Rebelde. La sorpresa fue cuando Argüello manifestó su intención de remover a Somoza como jefe director de la Guardia Nacional. En su discurso de toma de posesión el 1 de mayo de 1947 dijo una frase que encolerizó a Somoza. “Yo no seré, tenedlo por seguro, un simple presidente de turno arrastrado por el manso llevar de la costumbre y la tradición”, dijo marcando distancia de las intenciones de Somoza.

Caimán. Para ese tiempo existía una gran presión popular para quitar a Somoza de la jefatura militar y política del país. Cuando Argüello dijo su famosa frase en la Tribuna Monumental donde tomaba posesión, el público le cantó a Somoza: “Se va el caimán, se va el caimán”.

Entrevista. Por esos días el periodista del diario Flecha, Agustín Fuentes, conocido como Fuentitos, entrevistó a Somoza García, a quien le dijo que Argüello había declarado que lo iba a destituir de la jefatura de la Guardia Nacional. “No me preocupa. Yo lo puse, yo lo puedo quitar”, respondió Somoza.

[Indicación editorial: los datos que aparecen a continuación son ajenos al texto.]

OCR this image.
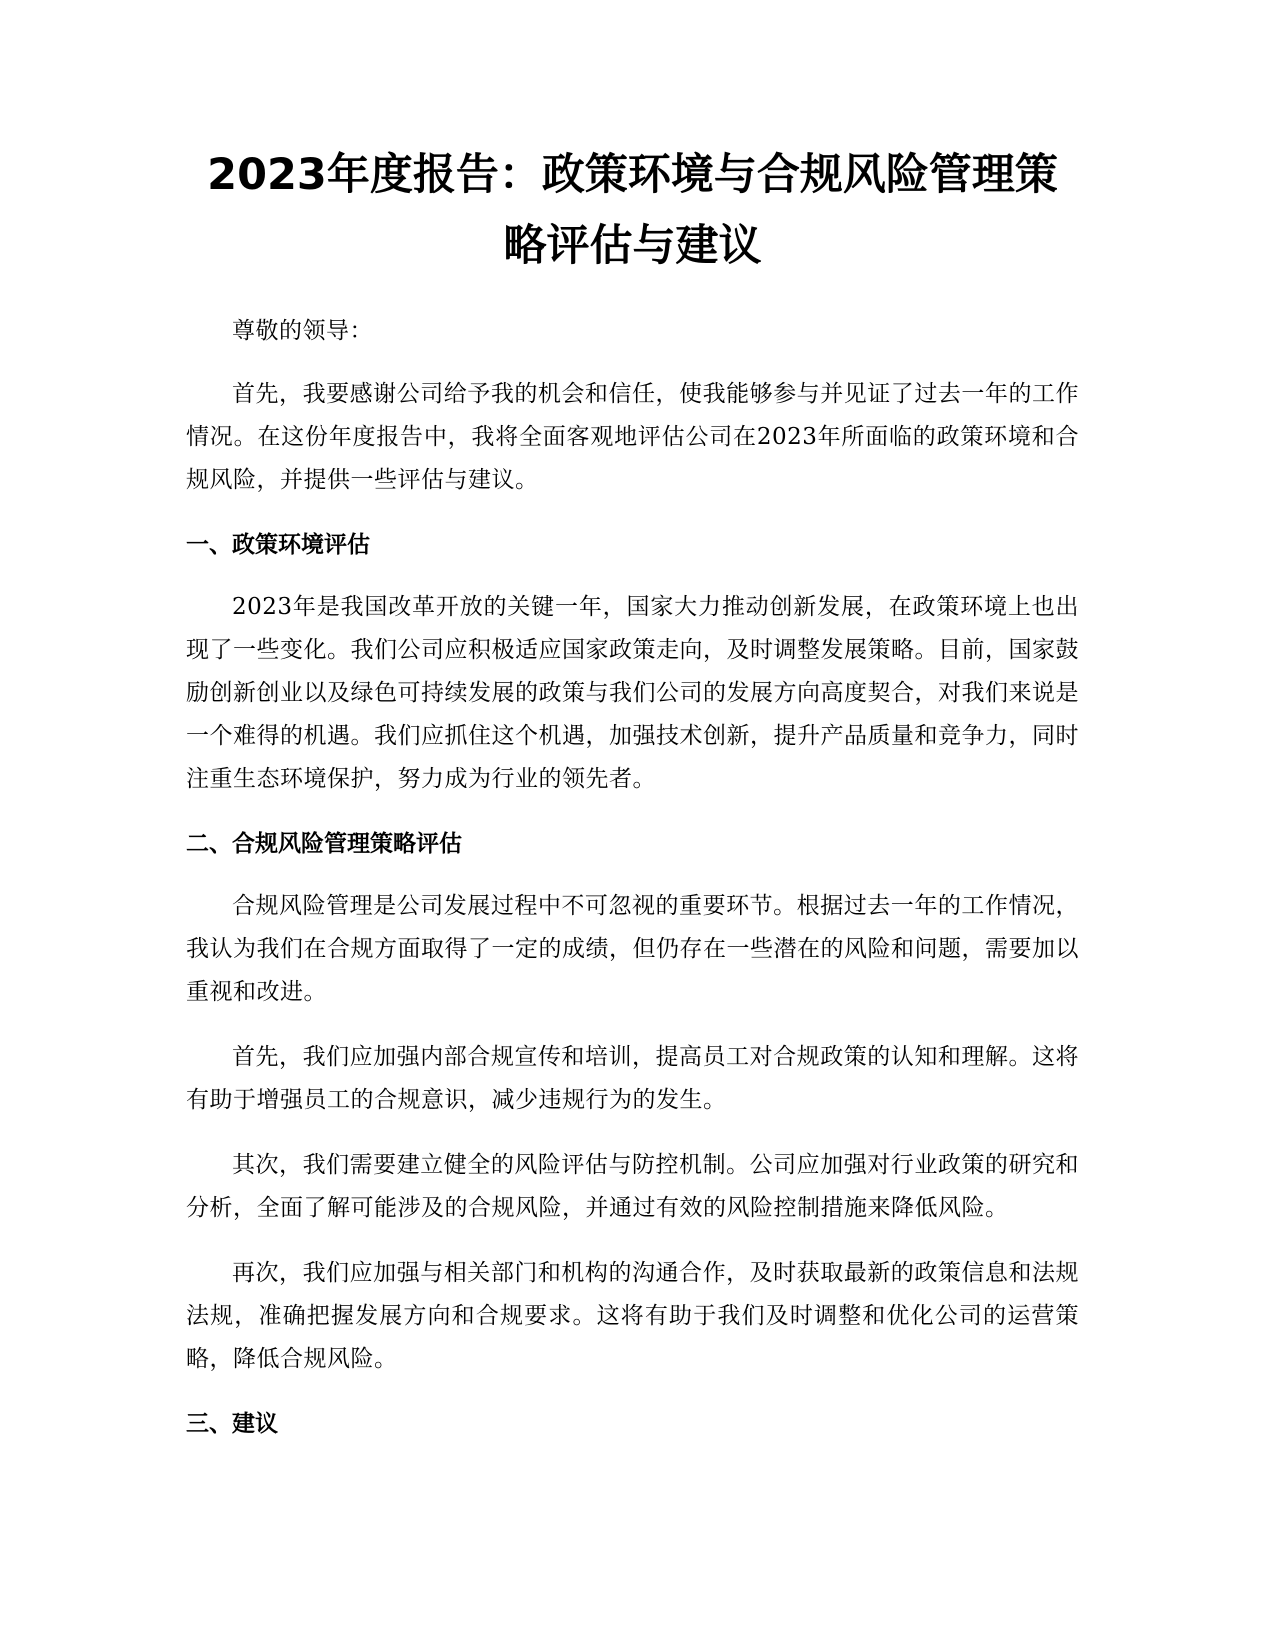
2023年度报告：政策环境与合规风险管理策略评估与建议

尊敬的领导：

首先，我要感谢公司给予我的机会和信任，使我能够参与并见证了过去一年的工作情况。在这份年度报告中，我将全面客观地评估公司在2023年所面临的政策环境和合规风险，并提供一些评估与建议。

一、政策环境评估

2023年是我国改革开放的关键一年，国家大力推动创新发展，在政策环境上也出现了一些变化。我们公司应积极适应国家政策走向，及时调整发展策略。目前，国家鼓励创新创业以及绿色可持续发展的政策与我们公司的发展方向高度契合，对我们来说是一个难得的机遇。我们应抓住这个机遇，加强技术创新，提升产品质量和竞争力，同时注重生态环境保护，努力成为行业的领先者。

二、合规风险管理策略评估

合规风险管理是公司发展过程中不可忽视的重要环节。根据过去一年的工作情况，我认为我们在合规方面取得了一定的成绩，但仍存在一些潜在的风险和问题，需要加以重视和改进。

首先，我们应加强内部合规宣传和培训，提高员工对合规政策的认知和理解。这将有助于增强员工的合规意识，减少违规行为的发生。

其次，我们需要建立健全的风险评估与防控机制。公司应加强对行业政策的研究和分析，全面了解可能涉及的合规风险，并通过有效的风险控制措施来降低风险。

再次，我们应加强与相关部门和机构的沟通合作，及时获取最新的政策信息和法规法规，准确把握发展方向和合规要求。这将有助于我们及时调整和优化公司的运营策略，降低合规风险。

三、建议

Golpe de Estado. Argüello le notificó personalmente a Somoza su destitución como jefe director de la Guardia Nacional, y le dijo que debía marcharse del país. Somoza fingió aceptar su destino, pero al día siguiente, 26 de mayo, las tropas de la Guardia Nacional tomaron por asalto el Palacio Nacional, sede del Congreso, rodearon Casa Presidencial y cortaron las comunicaciones. El golpe de Estado estaba en marcha.

Loco. El domingo 25 de mayo de 1947, por la noche, el Congreso dominado por los somocistas declaró que Leonardo Argüello no tenía capacidad para gobernar. En el acuerdo no se citó ningún artículo constitucional en respaldo de la medida.

26 días. En la madrugada del lunes 26 de mayo, Argüello se asiló en la Embajada de México. 26 días fue presidente de la República. Nunca quiso firmar su renuncia. Durante seis meses permaneció asilado en la embajada mexicana, hasta que salió hacia México el 1 de diciembre de ese mismo año 1947. Murió 14 días después de haber llegado a México. Cercanos a Anastasio Somoza García dicen que lo que más le dolió de la “traición de Argüello” fue la ingratitud de quien él había hecho presidente con trampas. Y que en alguna discusión le espetó: “Vos sos presidente porque yo te di los votos de (Enoc) Aguado”.